Peace was blue and yellow; it was sunshine;
Carting old goods to the junk heap,
New clothes on the clothesline.

Peace was broad river breezes born
Flaglike to flutter, bank to bank, America to
Canada: lands of the free. Was popcorn,

And popped corks; money in the bank;
Sweeter streets, a loiter-and-linger;
It was reborn ornament, chrome and silk and swank.

Was make-up. And nylons. It was barbecue.
And songs more hopeful because no longer
Needing to dwell on hope.

 

And everyone, everywhere, needing everything:
Cars, stoves, rugs; tools, toys; toasters, lamps, chairs.
Time for a universal refurbishing;

Time for Fill the tank, and Run a hot bath;
Time for This man Likes the Looks of Luxury,
And, Can’t decide—why not take both?

Time for Wealth without parallel,
Assembled goods borne on waves so great
All shall be lifted on their swell,

Haves and have-nots in an equality
Banishing those old bugbears,
Prejudice and Hate.

 

So, nights, talk circles round
To Mitchell’s Roman signora—a mystery
Woman, bright and dark, simple and profound.

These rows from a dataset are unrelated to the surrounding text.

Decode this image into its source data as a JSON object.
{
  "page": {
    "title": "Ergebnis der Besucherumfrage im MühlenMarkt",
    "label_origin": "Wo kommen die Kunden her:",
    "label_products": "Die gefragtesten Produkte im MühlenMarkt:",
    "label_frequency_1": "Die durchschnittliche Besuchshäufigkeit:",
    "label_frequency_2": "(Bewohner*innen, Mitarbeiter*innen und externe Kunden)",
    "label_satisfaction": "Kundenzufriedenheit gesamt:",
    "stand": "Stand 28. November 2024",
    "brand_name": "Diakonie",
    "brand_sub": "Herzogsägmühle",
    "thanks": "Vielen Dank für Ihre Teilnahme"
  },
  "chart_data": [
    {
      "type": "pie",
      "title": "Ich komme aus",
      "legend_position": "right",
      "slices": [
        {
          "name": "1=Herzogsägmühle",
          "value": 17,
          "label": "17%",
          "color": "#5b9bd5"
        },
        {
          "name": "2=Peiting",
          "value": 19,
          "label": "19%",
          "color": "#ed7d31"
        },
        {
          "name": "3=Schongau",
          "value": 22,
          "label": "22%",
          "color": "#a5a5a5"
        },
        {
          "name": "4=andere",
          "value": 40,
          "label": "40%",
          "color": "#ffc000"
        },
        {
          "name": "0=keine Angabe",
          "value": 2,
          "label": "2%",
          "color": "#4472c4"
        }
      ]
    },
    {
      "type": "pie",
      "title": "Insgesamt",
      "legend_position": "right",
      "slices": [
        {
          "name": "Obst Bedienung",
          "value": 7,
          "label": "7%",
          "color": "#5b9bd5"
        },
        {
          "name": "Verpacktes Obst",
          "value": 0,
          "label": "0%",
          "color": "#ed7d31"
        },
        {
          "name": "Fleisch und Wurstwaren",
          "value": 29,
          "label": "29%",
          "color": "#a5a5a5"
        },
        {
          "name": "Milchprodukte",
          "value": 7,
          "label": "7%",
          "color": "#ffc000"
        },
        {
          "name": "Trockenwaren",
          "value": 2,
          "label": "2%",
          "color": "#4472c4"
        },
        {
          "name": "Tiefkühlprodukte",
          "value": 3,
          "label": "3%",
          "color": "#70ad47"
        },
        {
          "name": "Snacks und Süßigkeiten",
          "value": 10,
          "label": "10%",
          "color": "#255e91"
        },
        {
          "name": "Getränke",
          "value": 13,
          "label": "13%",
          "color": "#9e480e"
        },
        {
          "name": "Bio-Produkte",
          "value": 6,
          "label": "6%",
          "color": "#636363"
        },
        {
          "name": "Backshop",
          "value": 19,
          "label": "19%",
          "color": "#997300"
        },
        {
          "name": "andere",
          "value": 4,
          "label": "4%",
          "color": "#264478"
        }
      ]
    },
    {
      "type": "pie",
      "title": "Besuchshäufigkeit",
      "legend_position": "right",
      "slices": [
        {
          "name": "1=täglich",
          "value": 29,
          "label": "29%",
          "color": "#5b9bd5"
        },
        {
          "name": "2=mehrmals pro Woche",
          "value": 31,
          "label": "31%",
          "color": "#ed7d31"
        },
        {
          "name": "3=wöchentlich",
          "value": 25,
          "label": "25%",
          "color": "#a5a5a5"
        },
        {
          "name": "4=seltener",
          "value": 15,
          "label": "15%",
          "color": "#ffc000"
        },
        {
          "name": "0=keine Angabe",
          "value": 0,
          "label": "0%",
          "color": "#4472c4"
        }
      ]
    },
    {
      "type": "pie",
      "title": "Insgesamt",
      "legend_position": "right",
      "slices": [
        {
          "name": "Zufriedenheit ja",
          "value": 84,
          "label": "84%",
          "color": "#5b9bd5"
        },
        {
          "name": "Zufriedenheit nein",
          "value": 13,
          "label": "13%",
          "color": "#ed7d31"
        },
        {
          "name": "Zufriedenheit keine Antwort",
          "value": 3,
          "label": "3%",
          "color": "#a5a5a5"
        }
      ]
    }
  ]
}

Livia. Livia, a painting come to life:
Hot hazel eyes, and auburn hair.
A quick, unexpected, golden laugh.

Livia was glamorous. Well-educated.
Livia could draw, act, sing.
And she was married, though long separated,

To a detestable s.o.b.,
Who regularly had beaten her,
Though she was a fragile, bird-boned thing.

 

Livia, daughter of Catholic Italy.
No considering divorce. Or ever leaving
A city that jailed her in misery.

She wrote poems. She was highly artistic.
And moody, judgmental, severe.
He’d never known anyone so fatalistic.

Nothing can change! Ever! And nothing to do
But make dinner, or make love, criticize
Or weep or brood, proud at least in knowing you

Aren’t one of the ones deceiving
Themselves, refusing to recognize
That life grows grimmer, year by year.

 

His innamorata had mastered the art
Of holding him intact
While holding him apart,

Knowing perfectly well
He was bewitched and would never, for all he
Chose to struggle, break the spell.

“Hell. I’d resent her, she weren’t so pitiful.”
…….And Whit, munching a cocoa bourbon ball,
Mishearing the last word as beautiful,

Smiled sweetly, understandingly,
Just as if he had in fact
Heard and understood it all.

 

A front porch, a solemn reckoning. Two men,
Such warmth: a brief adieu.
(Fate won’t throw them together again.)

One says, “I’ve learned…” and drops the rest.
One nods agreement, looking worn. (Travel is aging,
And some things better unexpressed.)

Then off, on his suave cane—but not before
Once more turning to address the other,
Already sliding behind the heavy door.

The lone world wayfarer, ever engaging,
Has the last word, then. To his all-but-brother
He calls, over his shoulder, “You know, I envy you.”